Le Correspondant
- Categories: Opinion press
- Frequency: Weekly (1829–1831) Monthly (1843–1868) Biweekly (1869–1937)
- Founder: Louis de Carné, Edmond de Cazalès, Camille-Augustin de Meaux
- First issue: March 1829
- Final issue: 1937
- Country: France
- Based in: Paris
- Language: French

= Le Correspondant =

Le Correspondent was a French Catholic review, founded in March 1829 by Louis de Carné, Edmond de Cazalès, and Camille-Augustin de Meaux. The motto of this moderately royalist Catholic review was "Liberté civile et religieuse par tout l’univers" ("Civil and religious liberty throughout the universe"). Publication ceased in 1831 but was revived in 1843 as a monthly review under the direction of Edmond Wilson and Victor-Amédée Waille (1798–1876). Jean Luglien de Jouenne d'Esgrigny was one of its initial shareholders.

After a period of dormancy, it was relaunched in 1855 by Charles de Montalembert as a Catholic opposition organ to the Second Empire and the journal L'Univers by Louis Veuillot. Le Correspondent became a platform for liberal Catholics and moderate royalists concerned about the almost complete alignment of the French Church with imperial authority and opposed to reactionary theories promoted by the pontifical authorities.

== Editorial Committee ==
The editorial committee included Montalembert, the Comte de Falloux, Albert de Broglie, journalist Charles Lenormant, Augustin Cochin, and Théophile Foisset. Key contributors included clergymen Félix Dupanloup and Henri Lacordaire, as well as former ministers Abel-François Villemain and Saint-Marc Girardin.

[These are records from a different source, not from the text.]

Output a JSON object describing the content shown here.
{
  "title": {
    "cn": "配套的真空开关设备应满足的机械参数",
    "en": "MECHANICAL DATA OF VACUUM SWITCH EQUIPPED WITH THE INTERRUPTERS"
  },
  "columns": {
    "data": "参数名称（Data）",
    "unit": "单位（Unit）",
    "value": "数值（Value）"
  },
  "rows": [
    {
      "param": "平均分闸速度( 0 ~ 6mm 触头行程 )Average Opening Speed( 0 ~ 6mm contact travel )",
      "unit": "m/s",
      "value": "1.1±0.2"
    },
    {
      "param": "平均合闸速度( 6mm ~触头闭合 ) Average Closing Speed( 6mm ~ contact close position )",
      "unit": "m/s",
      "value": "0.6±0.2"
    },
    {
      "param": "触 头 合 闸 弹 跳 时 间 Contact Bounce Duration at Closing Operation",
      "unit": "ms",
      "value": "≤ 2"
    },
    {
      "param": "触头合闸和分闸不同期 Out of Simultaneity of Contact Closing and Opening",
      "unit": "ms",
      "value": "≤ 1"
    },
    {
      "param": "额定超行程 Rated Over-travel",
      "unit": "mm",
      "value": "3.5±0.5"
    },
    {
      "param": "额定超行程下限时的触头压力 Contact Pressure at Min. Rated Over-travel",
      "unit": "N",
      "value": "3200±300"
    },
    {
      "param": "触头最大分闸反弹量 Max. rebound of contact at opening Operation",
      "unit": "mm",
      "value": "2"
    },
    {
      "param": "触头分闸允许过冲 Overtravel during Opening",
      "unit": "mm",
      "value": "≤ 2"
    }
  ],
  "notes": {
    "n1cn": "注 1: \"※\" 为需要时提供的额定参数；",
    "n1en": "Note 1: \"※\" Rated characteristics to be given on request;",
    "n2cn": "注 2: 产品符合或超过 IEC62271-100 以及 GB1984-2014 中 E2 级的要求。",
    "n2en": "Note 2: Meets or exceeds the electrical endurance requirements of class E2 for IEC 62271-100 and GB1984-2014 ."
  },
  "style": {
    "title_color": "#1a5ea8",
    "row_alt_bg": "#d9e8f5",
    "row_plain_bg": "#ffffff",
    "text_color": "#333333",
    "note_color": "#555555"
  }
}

Notable publications in Le Correspondent include Lacordaire's 1856 tribute to Frédéric Ozanam, who died in 1853, and his "Letters to a Young Man on Christian Life." Albert de Broglie contributed a study on "The Church and the Roman Empire in the Fourth Century," while Montalembert published excerpts from The Monks of the West.

Armand de Melun and Augustin Cochin addressed social issues, helping define the emerging social Catholic movement.

== Suspension and Final Years ==
Le Correspondent was suspended on September 10, 1870, following the death of Montalembert and the establishment of the Third Republic. It resumed publication on June 25, 1871, continuing until 1937, when it was absorbed by the Jesuit French review Études.